All patients experienced at least one treatment-emergent adverse event (AE) across all treatment arms. Treatment-related grade 3 AEs occurred in 71% of patients in the combination arm, 83% in the single-agent lenvatinib arm, and 52% in the everolimus arm. The most frequently reported grade 3/4 treatment-emergent AE with the combination was diarrhea (20%). In the single-agent arms, the most common grade 3/4 AEs were proteinuria (19%) and anemia (12%) for lenvatinib and everolimus, respectively.
There were relatively few grade 4 events in any of the three arms; however, two grade 5 AEs were attributed to lenvatinib. Seventy-one percent of patients required a lenvatinib dose reductions in the combination arm compared with 62% in lenvatinib alone arm. Of those in the everolimus monotherapy arm, 26% required a dose reduction.

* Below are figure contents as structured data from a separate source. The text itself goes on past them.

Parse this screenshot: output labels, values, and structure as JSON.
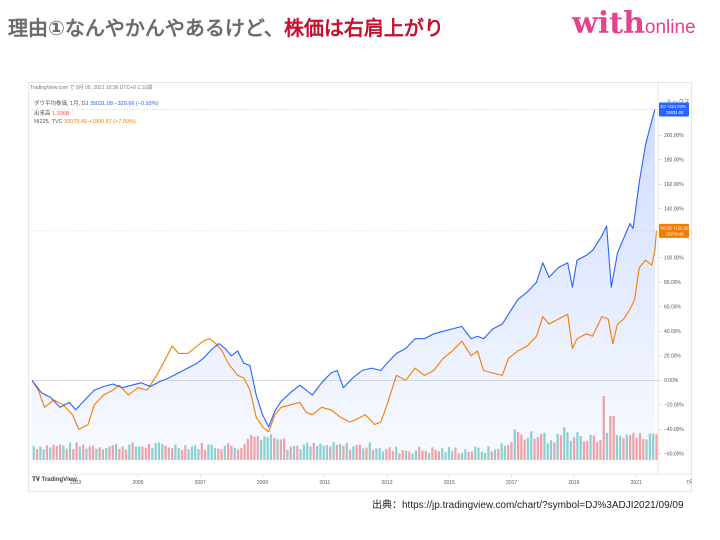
{
  "slide": {
    "title_prefix": "理由①なんやかんやあるけど、",
    "title_highlight": "株価は右肩上がり",
    "brand_main": "with",
    "brand_sub": "online",
    "source": "出典：https://jp.tradingview.com/chart/?symbol=DJ%3ADJI2021/09/09"
  },
  "chart_header": {
    "timestamp": "TradingView.com で 9月 09, 2021 10:36 UTC+9 に公開",
    "scale_label": "ミックス",
    "month_label": "7月",
    "logo": "TradingView"
  },
  "legend": [
    {
      "name": "ダウ平均株価, 1月, DJ",
      "value": "35031.08 −329.66 (−0.93%)",
      "color": "#2962ff"
    },
    {
      "name": "出来高",
      "value": "1.396B",
      "color": "#ef5350"
    },
    {
      "name": "NI225, TVC",
      "value": "30079.49 +1990.57 (+7.09%)",
      "color": "#f57c00"
    }
  ],
  "chart_data": {
    "type": "line",
    "x_ticks": [
      "2003",
      "2005",
      "2007",
      "2009",
      "2011",
      "2013",
      "2015",
      "2017",
      "2019",
      "2021"
    ],
    "y_ticks": [
      "220.00%",
      "200.00%",
      "180.00%",
      "160.00%",
      "140.00%",
      "120.00%",
      "100.00%",
      "80.00%",
      "60.00%",
      "40.00%",
      "20.00%",
      "0.00%",
      "−20.00%",
      "−40.00%",
      "−60.00%"
    ],
    "ylim": [
      -65,
      232
    ],
    "xlim": [
      2001.6,
      2021.7
    ],
    "series": [
      {
        "name": "DJ",
        "color": "#2962ff",
        "last_label": "+221.03%",
        "last_value": "35031.08",
        "points": [
          [
            2001.6,
            0
          ],
          [
            2001.9,
            -10
          ],
          [
            2002.2,
            -14
          ],
          [
            2002.5,
            -22
          ],
          [
            2002.8,
            -18
          ],
          [
            2003.0,
            -24
          ],
          [
            2003.3,
            -16
          ],
          [
            2003.6,
            -8
          ],
          [
            2003.9,
            -5
          ],
          [
            2004.2,
            -3
          ],
          [
            2004.5,
            -6
          ],
          [
            2004.8,
            -4
          ],
          [
            2005.1,
            -2
          ],
          [
            2005.4,
            -5
          ],
          [
            2005.7,
            -1
          ],
          [
            2006.0,
            2
          ],
          [
            2006.3,
            6
          ],
          [
            2006.6,
            10
          ],
          [
            2006.9,
            14
          ],
          [
            2007.1,
            18
          ],
          [
            2007.4,
            26
          ],
          [
            2007.6,
            30
          ],
          [
            2007.8,
            26
          ],
          [
            2008.0,
            20
          ],
          [
            2008.2,
            24
          ],
          [
            2008.4,
            14
          ],
          [
            2008.6,
            12
          ],
          [
            2008.8,
            -12
          ],
          [
            2009.0,
            -28
          ],
          [
            2009.2,
            -38
          ],
          [
            2009.4,
            -25
          ],
          [
            2009.6,
            -17
          ],
          [
            2009.9,
            -10
          ],
          [
            2010.2,
            -4
          ],
          [
            2010.4,
            -8
          ],
          [
            2010.6,
            -12
          ],
          [
            2010.9,
            -2
          ],
          [
            2011.2,
            6
          ],
          [
            2011.4,
            8
          ],
          [
            2011.6,
            -6
          ],
          [
            2011.9,
            2
          ],
          [
            2012.2,
            8
          ],
          [
            2012.5,
            10
          ],
          [
            2012.8,
            8
          ],
          [
            2013.0,
            14
          ],
          [
            2013.3,
            22
          ],
          [
            2013.6,
            26
          ],
          [
            2013.9,
            34
          ],
          [
            2014.2,
            34
          ],
          [
            2014.5,
            38
          ],
          [
            2014.8,
            40
          ],
          [
            2015.1,
            42
          ],
          [
            2015.4,
            44
          ],
          [
            2015.7,
            34
          ],
          [
            2015.9,
            36
          ],
          [
            2016.1,
            34
          ],
          [
            2016.4,
            42
          ],
          [
            2016.7,
            46
          ],
          [
            2016.9,
            54
          ],
          [
            2017.2,
            66
          ],
          [
            2017.5,
            72
          ],
          [
            2017.8,
            80
          ],
          [
            2018.0,
            96
          ],
          [
            2018.2,
            84
          ],
          [
            2018.5,
            92
          ],
          [
            2018.8,
            96
          ],
          [
            2018.95,
            76
          ],
          [
            2019.1,
            98
          ],
          [
            2019.4,
            102
          ],
          [
            2019.6,
            106
          ],
          [
            2019.9,
            118
          ],
          [
            2020.05,
            126
          ],
          [
            2020.2,
            76
          ],
          [
            2020.4,
            104
          ],
          [
            2020.6,
            116
          ],
          [
            2020.8,
            128
          ],
          [
            2020.9,
            124
          ],
          [
            2021.1,
            162
          ],
          [
            2021.3,
            192
          ],
          [
            2021.5,
            212
          ],
          [
            2021.6,
            221
          ]
        ]
      },
      {
        "name": "NI225",
        "color": "#f57c00",
        "last_label": "+122.92%",
        "last_value": "30079.49",
        "points": [
          [
            2001.6,
            0
          ],
          [
            2001.8,
            -8
          ],
          [
            2002.0,
            -22
          ],
          [
            2002.3,
            -16
          ],
          [
            2002.6,
            -20
          ],
          [
            2002.9,
            -28
          ],
          [
            2003.1,
            -40
          ],
          [
            2003.4,
            -36
          ],
          [
            2003.6,
            -20
          ],
          [
            2003.9,
            -12
          ],
          [
            2004.2,
            -8
          ],
          [
            2004.4,
            -4
          ],
          [
            2004.7,
            -12
          ],
          [
            2005.0,
            -6
          ],
          [
            2005.3,
            -8
          ],
          [
            2005.6,
            4
          ],
          [
            2005.9,
            18
          ],
          [
            2006.1,
            28
          ],
          [
            2006.3,
            22
          ],
          [
            2006.6,
            22
          ],
          [
            2006.9,
            28
          ],
          [
            2007.1,
            32
          ],
          [
            2007.3,
            34
          ],
          [
            2007.5,
            30
          ],
          [
            2007.7,
            24
          ],
          [
            2007.9,
            14
          ],
          [
            2008.2,
            4
          ],
          [
            2008.4,
            2
          ],
          [
            2008.6,
            -8
          ],
          [
            2008.8,
            -30
          ],
          [
            2009.0,
            -38
          ],
          [
            2009.2,
            -42
          ],
          [
            2009.4,
            -28
          ],
          [
            2009.6,
            -22
          ],
          [
            2009.9,
            -20
          ],
          [
            2010.2,
            -18
          ],
          [
            2010.4,
            -26
          ],
          [
            2010.6,
            -28
          ],
          [
            2010.9,
            -22
          ],
          [
            2011.2,
            -24
          ],
          [
            2011.5,
            -30
          ],
          [
            2011.8,
            -34
          ],
          [
            2012.0,
            -32
          ],
          [
            2012.3,
            -28
          ],
          [
            2012.6,
            -36
          ],
          [
            2012.8,
            -34
          ],
          [
            2013.0,
            -20
          ],
          [
            2013.3,
            4
          ],
          [
            2013.6,
            0
          ],
          [
            2013.9,
            10
          ],
          [
            2014.2,
            4
          ],
          [
            2014.5,
            8
          ],
          [
            2014.8,
            18
          ],
          [
            2015.1,
            24
          ],
          [
            2015.4,
            32
          ],
          [
            2015.7,
            20
          ],
          [
            2015.9,
            24
          ],
          [
            2016.1,
            8
          ],
          [
            2016.4,
            6
          ],
          [
            2016.7,
            4
          ],
          [
            2016.9,
            18
          ],
          [
            2017.2,
            24
          ],
          [
            2017.5,
            28
          ],
          [
            2017.8,
            36
          ],
          [
            2018.0,
            52
          ],
          [
            2018.2,
            46
          ],
          [
            2018.5,
            50
          ],
          [
            2018.8,
            54
          ],
          [
            2018.95,
            26
          ],
          [
            2019.1,
            34
          ],
          [
            2019.4,
            38
          ],
          [
            2019.6,
            36
          ],
          [
            2019.9,
            52
          ],
          [
            2020.1,
            50
          ],
          [
            2020.25,
            30
          ],
          [
            2020.4,
            46
          ],
          [
            2020.6,
            50
          ],
          [
            2020.8,
            58
          ],
          [
            2020.95,
            66
          ],
          [
            2021.1,
            92
          ],
          [
            2021.3,
            98
          ],
          [
            2021.5,
            94
          ],
          [
            2021.6,
            106
          ],
          [
            2021.65,
            122
          ]
        ]
      }
    ]
  }
}
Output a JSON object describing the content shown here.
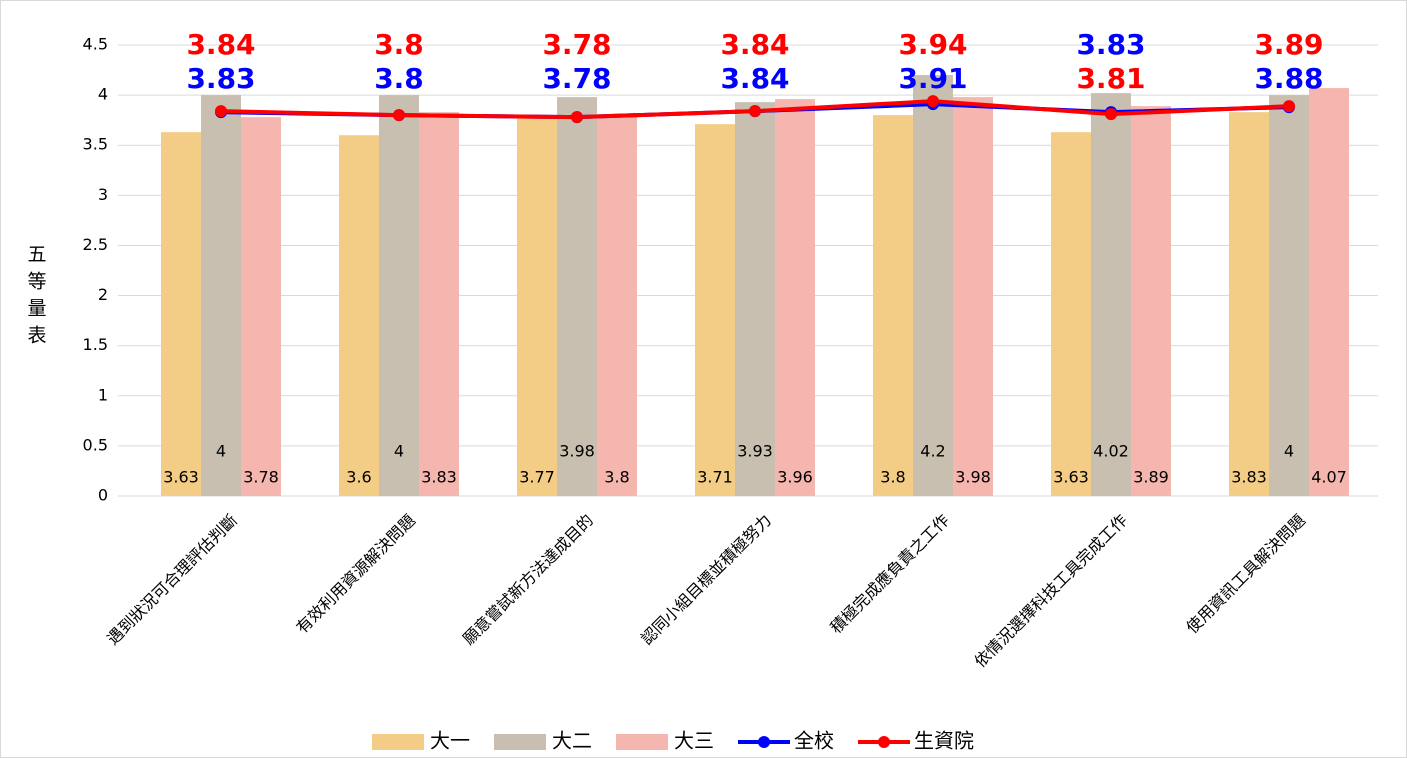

"This is a positive step forward for people with advanced renal cell carcinoma," Hilary Glen, MB ChB, MSc, PhD, consultant medical oncologist, Beatson West of Scotland Cancer Centre, Scotland, UK, said in a statement. "The phase II trial was the first in which these two types of cancer drugs have been successfully combined in renal cell carcinoma, and the progression free survival results were statistically significant."
In the United States, the FDA approved the combination of lenvatinib (Lenvima; US) and everolimus for patients with advanced RCC following a VEGF agent in January 2016. Prior to this approval, lenvatinib received a breakthrough therapy designation from the FDA for patients with mRCC. Additionally, the FDA approved lenvatinib for patients with radioactive iodine refractory differentiated thyroid cancer in February 2015.